Even Brill admits, "this is not about interfering in a free market. It's about facing the reality that our largest consumer product by far -- one-fifth of our economy -- does not operate in a free market."

His recommendations:
  • Tighten antitrust laws so hospitals can't dominate their regions and control prices
  • Tax hospitals 75 percent on their profits and on non-doctor salaries over $750,000
  • Outlaw the chargemaster
  • Amend patent laws or set price limits on drugs. "Just bringing their profit margins down to the level of software companies could save billions of dollars."
  • Decrease what Medicare pays for CTs and MRIs and cap what insurance companies pay for them
  • Implement medical malpractice reform to decrease defensive medicine
That last one sounds good on paper, though it has all sorts of problems operationally. But I'm willing to go along with well-thought-out malpractice reform if we can make a lot of other changes first.
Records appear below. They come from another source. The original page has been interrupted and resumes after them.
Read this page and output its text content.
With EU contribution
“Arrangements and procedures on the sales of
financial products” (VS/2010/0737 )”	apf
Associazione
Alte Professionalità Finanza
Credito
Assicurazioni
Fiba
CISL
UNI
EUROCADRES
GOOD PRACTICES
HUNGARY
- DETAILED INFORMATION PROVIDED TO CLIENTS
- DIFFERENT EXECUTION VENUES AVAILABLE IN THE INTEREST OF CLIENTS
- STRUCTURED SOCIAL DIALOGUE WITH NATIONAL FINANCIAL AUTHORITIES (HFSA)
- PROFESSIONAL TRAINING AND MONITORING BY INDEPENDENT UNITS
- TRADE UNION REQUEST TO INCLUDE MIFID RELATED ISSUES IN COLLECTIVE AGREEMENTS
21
Steve Brill may not think single-payer is realistic, but he's certainly provided the movement with a lot of high-profile ammunition.


Gina said...

Really good points, Pat. I loved the way you pulled out the good points in the article. And I agree with your assessment about his not offering much in the way of solutions. But this may be the kind of issue that needs "small steps" solutions to circumvent the lobbyists. Nothing is impossible to do, despite the grousing from the people who PROFIT the most from the current system. It truly is all about money, and not the well being of the population.

Kari said...

The reason hospitals charge more for those who are uninsured is that a high percentage of them do not pay their medical bills. Anyone making a trip to a ER in a urban area knows that most the people in the waiting room clearly do not need to be at the ER. They go to the ER because they cannot be denied medical care there based on not having health insurance. Then they don't pay their bills. The hospitals that have a higher rate of uninsured patients charge more to everyone for their services because they have to make up the difference. Many hospitals in our country are in the red because of this. There are definitely hospitals who are using the system, but for others they are struggling to stay open. The ones then left profiting the most from the extreme medical care costs are the pharmaceutical companies and health insurance companies. The solution is national health care. Take a look at CIA World Fact Book and anyone can see that Canada beats us on every single measure of healthcare, higher life expectancy, lower maternal death rate, and lower infant mortality rate.